But I digress. I really came to like and admire Kenny Rogers. Here’s a guy who grew up in the projects eating pinto beans and rice, but his mother took him to church three times a week and told him that he could never be anything more as an adult than what had been put into him as a child. She also told him, “Never be content to be there, but be happy where you are, or you’ll never be happy. If you’re always searching for happiness, you’re going to be a lost soul.”
“Success is a great aphrodisiac, and the loss of success is the great reality,” he told me from that bus in Louisiana. By 2011 he had enjoyed 24 number one hits and had been voted the favorite singer of all time in a joint USA Today and People magazine poll in 1986. “I’m still successful by anybody’s standards. Everybody said that I took country music pop, and they blamed me for that, but it brought a lot of people to country music that wouldn’t have listened to it otherwise,” said the then 73-year-old artist whose latest album The Love of God was available only at Cracker Barrel. It was the least commercial of any of his 65 albums and easily one of his best.
In that Christmas concert at Proctor’s Rogers tore down the barrier between the audience and the artist and made each one of us feel comfortable and a part of the show.
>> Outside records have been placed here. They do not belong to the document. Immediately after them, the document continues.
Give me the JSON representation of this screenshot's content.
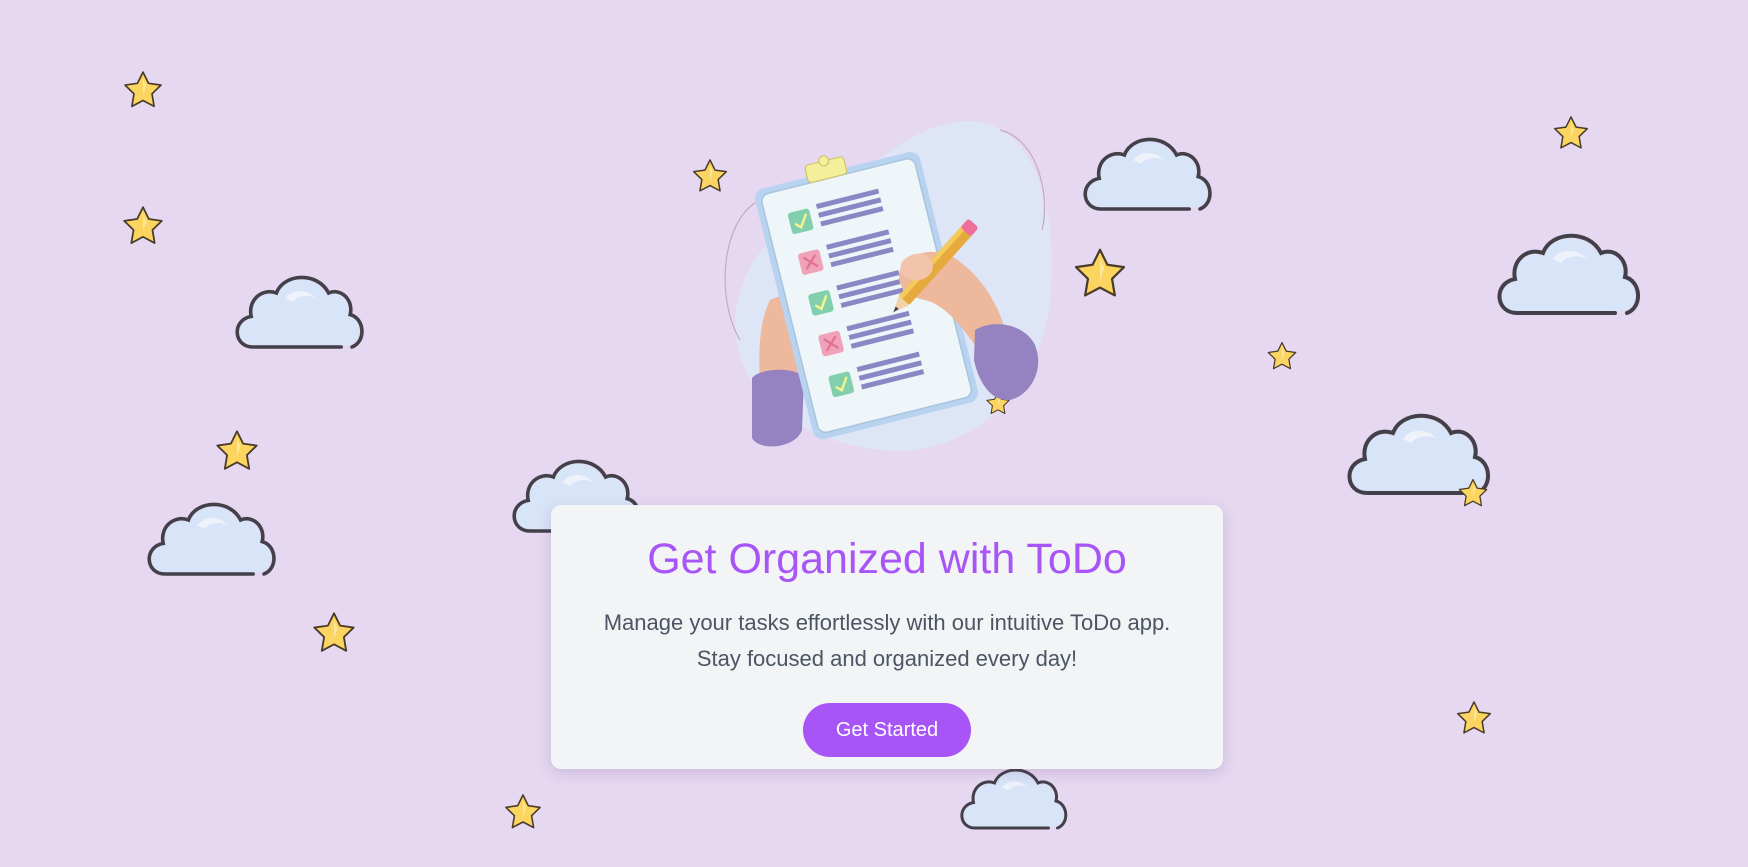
{
  "hero": {
    "title": "Get Organized with ToDo",
    "description_line1": "Manage your tasks effortlessly with our intuitive ToDo app.",
    "description_line2": "Stay focused and organized every day!",
    "cta_label": "Get Started"
  },
  "colors": {
    "background": "#e6d8f1",
    "accent": "#a855f7",
    "card": "#f3f4f6",
    "body_text": "#4b5563",
    "cloud_fill": "#d8e4f7",
    "cloud_stroke": "#44404a",
    "star_fill": "#fcd561",
    "star_stroke": "#4a3b2a"
  },
  "illustration": {
    "icon": "clipboard-checklist-icon",
    "items": [
      {
        "status": "checked",
        "icon": "check-icon"
      },
      {
        "status": "crossed",
        "icon": "cross-icon"
      },
      {
        "status": "checked",
        "icon": "check-icon"
      },
      {
        "status": "crossed",
        "icon": "cross-icon"
      },
      {
        "status": "checked",
        "icon": "check-icon"
      }
    ]
  }
}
Like Frank Sinatra and Tony Bennett, Rogers always chose great songs that reveal fundamental truths, sometimes ugly as in “Ruby, Don’t Take Your Love to Town” and “The Coward of The County,” sometimes putting into words what most men cannot articulate to their “Lady,” and sometimes philosophically revealing as in “The Gambler.”
Rogers told me “The Gambler” was the most autobiographical song in his vast repertoire. It spawned the longest running miniseries in television history in which he played the lead role as a 19th century western gambler. “There’s no question that ‘The Gambler’ has put its stamp on me and a whole bunch of other people. Interestingly enough, I’m not really a gambler. Don Schultz who wrote it is not a gambler, either. He’s never gambled a day in his life. So, it’s really a song about life and how to live it, and when you break it down, it’s not about how to make money at gambling, it’s about how should I live my life.”
My Kenny gave me the secret about what he did for my wife and millions of other women. It’s in the songs! “(There are songs) “every man would like to say and every woman would like to hear.” Lionel Richie wrote one of those signature songs, “Lady:” I’ve waited for you so long/Lady, your love’s the only love I need and beside me is where I want you to be/’Cause, my love, there’s something I want you to know/You’re the love of my life/You’re my lady.
Kenny was a big part of my Shelly’s life, and he taught me some things about being a good husband.